Mild ventriculomegaly is defined as being present when the width of the lateral ventricle, measured at the atrium, is greater than or equal to 10 mm (1-3). Sonographic technique is important when evaluating the ventricles. Care must be taken not to measure from the midline, but rather to use the medial aspect of the ventricle. Oblique planes should not be used to measure the ventricle.

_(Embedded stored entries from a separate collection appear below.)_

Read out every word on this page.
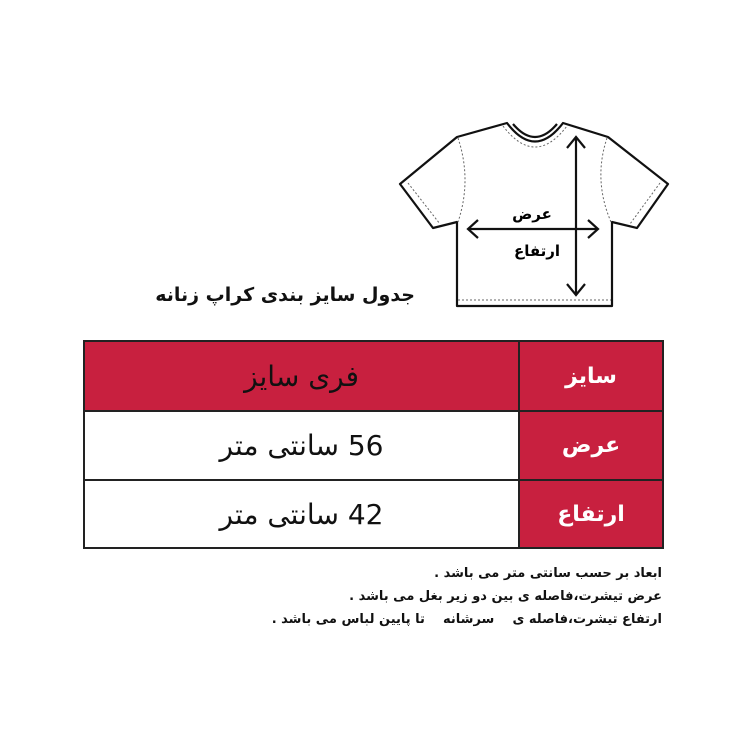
عرض
ارتفاع
جدول سایز بندی کراپ زنانه
فری سایز	سایز
56 سانتی متر	عرض
42 سانتی متر	ارتفاع
ابعاد بر حسب سانتی متر می باشد .
عرض تیشرت،فاصله ی بین دو زیر بغل می باشد .
ارتفاع تیشرت،فاصله ی    سرشانه    تا پایین لباس می باشد .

Identification of a fetus with mild ventriculomegaly should prompt a diligent search for associated central nervous system (CNS) and extra-CNS anomalies, as many fetuses with ventriculomegaly have additional abnormalities. Fetuses with concurrent anomalies are at greater risk for an underlying chromosomal abnormality (4-6). Among cases of truly isolated mild ventriculomegaly, for which chromosome analysis was performed, approximately 2% (4,7) had a chromosomal abnormality. It should be noted that this data has been ascertained from populations of patients already at an increased risk for a fetal anomaly because of previous abnormal ultrasound findings, size and date discrepancy, abnormal maternal serum screen, twin gestation, placenta previa, advanced maternal age, and preterm labor; therefore, it is unclear how these risk figures apply to low-risk pregnancies.

Recommendations

Given the finding of fetal ventriculomegaly, we recommend offering genetic counseling, fetal echocardiography, amniocentesis, as well as follow-up ultrasound examination to search for additional anomalies and assess any progression of ventriculomegaly. A fetal MRI research protocol is currently ongoing at BIDMC and may be useful in identifying anomalies not readily visualized by sonography, such as agenesis of the corpus callosum, commonly associated with ventriculomegaly. The referring clinician should be notified at the time of the original scan to discuss these issues.

References

  • Cardoza, JD, Goldstein, RB, Filly, RA. Exclusion of fetal ventriculomegaly with a single measurement: the width of the lateral ventricular atrium. Radiology 1988; 169:711-714.
  • Heiserman J, Filly RA, Goldstein, RB. Effect of measurement errors on sonographic evaluation of ventriculomegaly. J Ultrasound Med 1991; 10: 121-124.
  • Siedler DE, Filly RA. Relative growth of the higher fetal brain structures. J Ultrasound Med 1987; 6:573-576.
  • Nicolaides, KH, Berry, S, Snijders, RJM, Thrope-Beeston, JG, and Godsen, C. Fetal lateral cerebral ventriculomegaly: associated malformations and chromosomal defects. Fetal Diagn Ther 1990;5:5-14.
  • Bromely, B, Frigoletto, FD, and Benacerraf, Beryl. Mild fetal lateral cerebral ventriculomegaly: clinical course and outcome. Am J Obstet Gynecol March 1991 863-867.
  • Goldstein, RB, La Pidus, AS, Filly, RA, and Cardoza, J. Mild lateral cerebral ventricular dilatation in utero: clinical significance and prognosis. Radiology 1990;176:237-242.
  • Patel, MD, Filly, AL, Hersch, DR, and Goldstein, RB. Isolated mild fetal cerebral ventriculomegaly: clinical course and outcome. Radiology 1994;192:759-764.